“I feel as though I have died and gone to heaven,” said Britain’s skills minister in a recent speech, as he prepares to preside over the fastest rise in the minimum wage in the country’s history.
The new policy, which starts on Friday, will see the wages for low-paid workers rise four times faster than average earnings this year.
The world will be watching. Governments in many developed countries are turning to minimum wage policies as they try to deal with inequality and anaemic wage growth.
The stagnation in wages in recent years has been blamed on the rise of global competition, the decline in collective bargaining, a slowdown in productivity growth and the way in which technology has “hollowed out” some middle-skilled jobs.
In response, Germany introduced its first ever minimum wage last year; Japan’s prime minister Shinzo Abe has called for minimum wage increases of 3 per cent a year for the foreseeable future; and some US cities such as Seattle are raising their wage floors to $15 an hour.
Developing countries such as Malaysia are also using minimum wages to try to redistribute growth more fairly and encourage employers to move up the value chain.
As Richard Dickens, an economics professor at Sussex university, concludes: “Minimum wages have never been so popular. The next question is: how far can you push it?”
This is the question that Britain’s new national living wage — which starts at £7.20 an hour and will reach about £9 an hour by 2020 — will put to the test.
Nick Boles, the skills minister, has claimed it will be “one of the biggest increases in the legal minimum wage that any government has done in the western world in living memory”.
But the Conservatives did not always feel this way about the minimum wage. Indeed, the party opposed the UK’s introduction of the policy in 1998, arguing it would destroy jobs. “We bring to it the zeal of converts,” Mr Boles admitted.
Many economists have also changed their views. Economics textbooks used to state that if you raise pay above the value it creates for employers, you reduce demand for labour. In other words, minimum wages cost jobs.
But economists’ opinions are now more nuanced, in large part because of the experience of countries such as the UK, which have so far sustained steady increases in the minimum wage without doing any notable damage to employment.
The early signs from Germany are also positive. In spite of nervousness from businesses about the introduction of a minimum wage of €8.50 an hour last year, the unemployment rate has continued to fall and is now at a record low.
“My view of the history of minimum wages is that we’ve always been surprised about how you seem to be able to push them up without harming job prospects,” says Alan Manning, a professor at the London School of Economics.
“Of course, there would come a point, if you pushed it up too far, that there would be serious adverse effects. We just don’t quite know where that is.”

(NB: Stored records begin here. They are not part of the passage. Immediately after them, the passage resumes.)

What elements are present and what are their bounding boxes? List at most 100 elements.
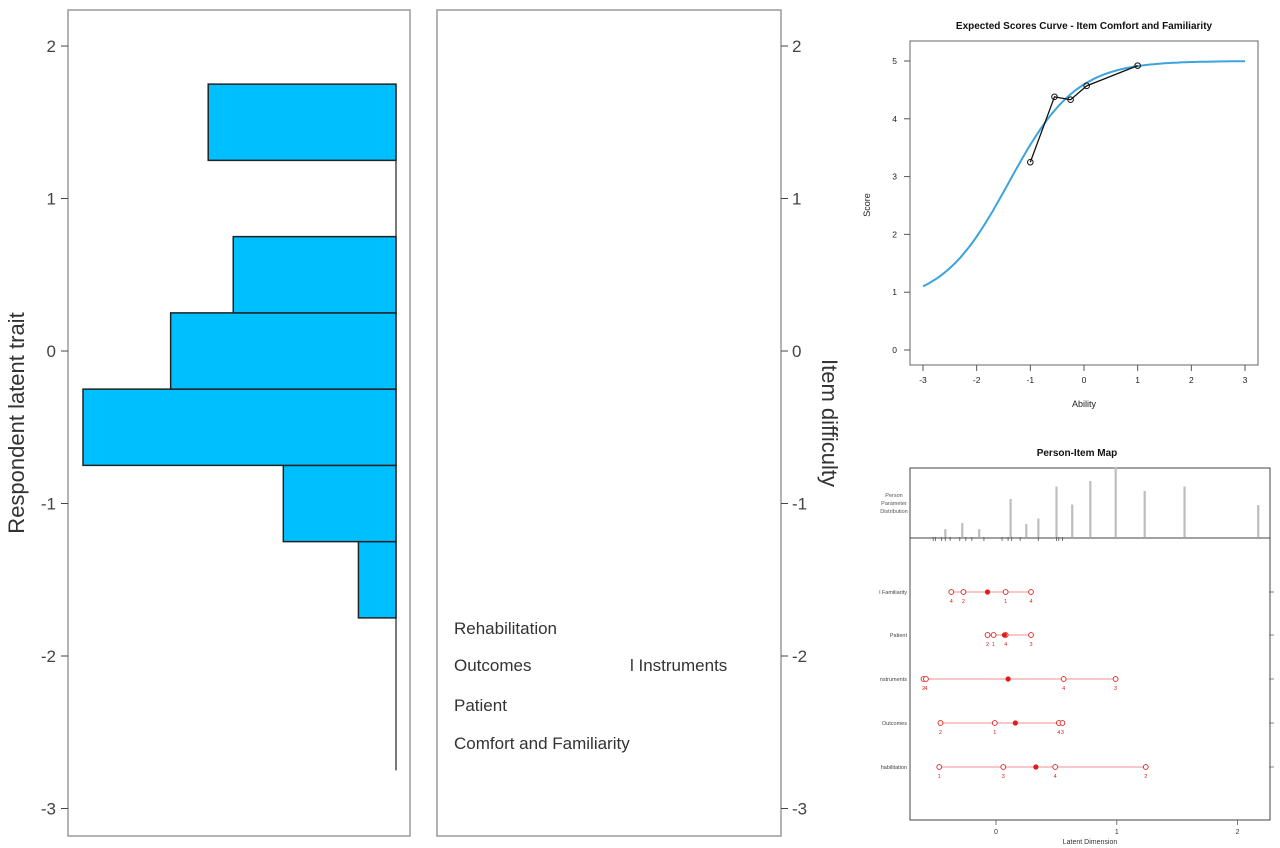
expected-scores-observed-point bbox=[1027, 158, 1034, 166]
item-map-row-label: nstruments bbox=[880, 677, 907, 683]
item-location-point bbox=[1012, 720, 1018, 726]
item-location-point bbox=[1001, 632, 1008, 638]
item-map-row: l Familiarity 4 2 1 4 bbox=[879, 589, 1274, 605]
item-threshold-label: 4 bbox=[924, 686, 927, 692]
expected-scores-x-tick-label: 3 bbox=[1243, 375, 1248, 385]
item-threshold-point bbox=[1060, 676, 1067, 682]
item-threshold-point bbox=[1059, 720, 1066, 726]
item-map-row-label: Patient bbox=[890, 633, 908, 639]
item-difficulty-axis-tick-label: 2 bbox=[792, 37, 801, 56]
histogram-bar bbox=[232, 235, 397, 314]
item-label-comfort: Comfort and Familiarity bbox=[454, 734, 630, 753]
distribution-bar bbox=[1183, 486, 1186, 537]
item-difficulty-axis-tick-label: -1 bbox=[792, 495, 807, 514]
distribution-bar bbox=[1114, 467, 1117, 537]
item-location-point bbox=[1005, 676, 1011, 682]
respondent-histogram-panel: -3 -2 -1 0 1 2 Respondent latent trait bbox=[4, 9, 411, 837]
item-threshold-label: 2 bbox=[939, 730, 942, 736]
expected-scores-model-curve bbox=[922, 60, 1245, 288]
expected-scores-title: Expected Scores Curve - Item Comfort and… bbox=[956, 21, 1213, 32]
expected-scores-observed-line bbox=[1029, 65, 1138, 163]
histogram-bar bbox=[282, 464, 397, 543]
item-label-rehabilitation: Rehabilitation bbox=[454, 619, 557, 638]
item-threshold-label: 4 bbox=[1062, 686, 1065, 692]
item-threshold-point bbox=[937, 720, 944, 726]
expected-scores-x-tick-label: -2 bbox=[973, 375, 981, 385]
item-label-instruments: l Instruments bbox=[630, 656, 727, 675]
item-map-row: habilitation 1 3 4 2 bbox=[881, 764, 1274, 780]
distribution-bar bbox=[961, 523, 964, 537]
histogram-bar bbox=[357, 540, 397, 619]
distribution-bar bbox=[1025, 524, 1028, 537]
item-difficulty-axis-tick-label: -2 bbox=[792, 647, 807, 666]
item-labels: Rehabilitation Outcomes l Instruments Pa… bbox=[454, 619, 727, 753]
person-item-map-panel: Person-Item Map Person Parameter Distrib… bbox=[879, 448, 1274, 846]
expected-scores-frame bbox=[909, 40, 1259, 366]
item-difficulty-axis-tick-label: 1 bbox=[792, 190, 801, 209]
item-threshold-point bbox=[948, 589, 955, 595]
respondent-axis-tick-label: 1 bbox=[47, 190, 56, 209]
item-threshold-label: 1 bbox=[992, 642, 995, 648]
histogram-bar bbox=[207, 83, 397, 162]
item-difficulty-axis-title: Item difficulty bbox=[817, 359, 842, 487]
item-threshold-label: 2 bbox=[962, 599, 965, 605]
expected-scores-y-tick-label: 5 bbox=[892, 56, 897, 66]
expected-scores-x-tick-label: 2 bbox=[1189, 375, 1194, 385]
item-threshold-label: 4 bbox=[950, 599, 953, 605]
respondent-axis-tick-label: -1 bbox=[41, 495, 56, 514]
item-threshold-point bbox=[1028, 589, 1034, 595]
respondent-axis-title: Respondent latent trait bbox=[4, 312, 29, 533]
distribution-label: Person Parameter Distribution bbox=[880, 493, 908, 515]
expected-scores-y-tick-label: 1 bbox=[892, 287, 897, 297]
item-threshold-label: 3 bbox=[1114, 686, 1117, 692]
respondent-axis-tick-label: -3 bbox=[41, 800, 56, 819]
item-threshold-label: 4 bbox=[1030, 599, 1033, 605]
item-map-row-label: Outcomes bbox=[882, 721, 907, 727]
distribution-bar bbox=[1089, 481, 1092, 537]
item-difficulty-axis-tick-label: 0 bbox=[792, 342, 801, 361]
distribution-bar bbox=[1143, 491, 1146, 537]
person-item-map-title: Person-Item Map bbox=[1037, 448, 1118, 459]
item-threshold-label: 3 bbox=[1002, 774, 1005, 780]
distribution-label-line-3: Distribution bbox=[880, 509, 908, 515]
expected-scores-observed-point bbox=[1083, 82, 1090, 90]
distribution-bar bbox=[1037, 518, 1040, 537]
expected-scores-y-tick-label: 2 bbox=[892, 229, 897, 239]
expected-scores-x-tick-label: 1 bbox=[1135, 375, 1140, 385]
item-difficulty-frame bbox=[436, 9, 782, 837]
expected-scores-y-title: Score bbox=[862, 193, 872, 217]
item-label-patient: Patient bbox=[454, 696, 507, 715]
person-item-map-x-tick-label: 2 bbox=[1236, 829, 1240, 836]
respondent-axis-tick-label: -2 bbox=[41, 647, 56, 666]
distribution-bar bbox=[978, 529, 981, 537]
respondent-axis-tick-label: 0 bbox=[47, 342, 56, 361]
item-threshold-point bbox=[923, 676, 929, 682]
expected-scores-observed-point bbox=[1067, 96, 1074, 104]
item-threshold-point bbox=[990, 632, 997, 638]
expected-scores-x-tick-label: -1 bbox=[1027, 375, 1035, 385]
item-threshold-point bbox=[1028, 632, 1034, 638]
item-threshold-label: 2 bbox=[986, 642, 989, 648]
item-threshold-label: 2 bbox=[1144, 774, 1147, 780]
item-threshold-label: 2 bbox=[922, 686, 925, 692]
distribution-bar bbox=[1009, 498, 1012, 537]
expected-scores-y-tick-label: 4 bbox=[892, 114, 897, 124]
histogram-bar bbox=[82, 388, 397, 467]
distribution-label-line-1: Person bbox=[885, 493, 902, 499]
distribution-bar bbox=[944, 529, 947, 537]
item-map-row-label: l Familiarity bbox=[879, 590, 907, 596]
item-map-row: Outcomes 2 1 4 3 bbox=[882, 720, 1274, 736]
item-threshold-point bbox=[1002, 589, 1009, 595]
item-map-row: Patient 2 1 4 3 bbox=[890, 632, 1274, 648]
item-threshold-label: 3 bbox=[1030, 642, 1033, 648]
person-item-map-x-title: Latent Dimension bbox=[1063, 839, 1118, 846]
expected-scores-y-tick-label: 3 bbox=[892, 172, 897, 182]
item-threshold-point bbox=[1142, 764, 1149, 770]
item-location-point bbox=[1033, 764, 1039, 770]
item-threshold-label: 3 bbox=[1061, 730, 1064, 736]
item-threshold-label: 4 bbox=[1057, 730, 1060, 736]
histogram-bar bbox=[169, 312, 397, 390]
item-threshold-label: 4 bbox=[1004, 642, 1007, 648]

The UK’s minimum wage is already relatively generous by international standards, according to the Financial Times’ “Big Mac” minimum wage index.

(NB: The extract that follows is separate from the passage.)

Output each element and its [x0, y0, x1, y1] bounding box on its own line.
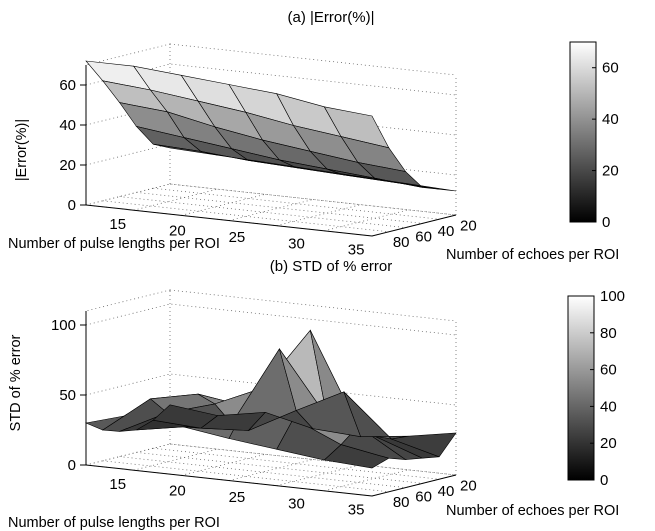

At £6.70 an hour, a minimum wage worker in the UK would have to work 26 minutes to buy a Big Mac. That is better than the US (41 minutes) and Japan (32 minutes), similar to Ireland and Germany, and worse than Australia and Denmark (18 and 16 minutes respectively).
If Britain brought in its £9 an hour target today, a minimum-wage worker could buy a Big Mac after 18 minutes.
There are other ways to measure the level of a minimum wage, such as where it stands relative to average pay. The government plans to increase the national living wage to 60 per cent of median earnings by 2020, which would take the UK from the middle of the OECD pack to the upper end.
The government chose 60 per cent as a target in part because a handful of countries such as France and Australia already sustain minimum wages at that level. France has relatively high unemployment and Australia relatively low unemployment. But it is difficult to make straight comparisons because of differences in how the wages are set and to whom they apply.
In terms of coverage, OECD data analysed by the Low Pay Commission, responsible for recommending minimum wage rates to the government, shows that about 9 per cent of UK workers currently earn within 5 per cent of the minimum wage — a fairly high proportion compared with peers such as Australia, the US and Canada. By 2020, the LPC’s analysis suggests this figure will swell to about 18 per cent — substantially higher than in any other OECD country for which data exists.
“We’re going into uncharted waters and we just don’t really know. In some ways it’s a social experiment,” says Professor Dickens, who is also a member of the LPC.
The big question is whether the UK can maintain its strong employment record, particularly for the lowest-skilled workers, who are about to become more expensive to employ.
Andrew Hilton, director of the Centre for the Study of Financial Innovation, believes the policy will be “devastating” for entry-level and low-skilled jobs.
This debate has emerged in Germany recently, too, after concern that the minimum wage is too high to enable recently arrived refugees to find jobs. Some German politicians have called for exceptions to the minimum wage for low-skilled refugees.
Yet Professor Manning points out that the modelling being done for the minimum wage experiments in US cities like Seattle is encouraging. These analyses suggest low-paid workers will spend more money in the local economy, boosting local demand and creating a virtuous circle for employers and employees.
He says the UK is right to experiment — and disputes the idea that the country is “stumbling towards a cliff edge”.
He adds: “We may be in the dark . . . but it’s much more like we’re on the top of a rounded hill and if you go a little bit too far down, you just walk back up again.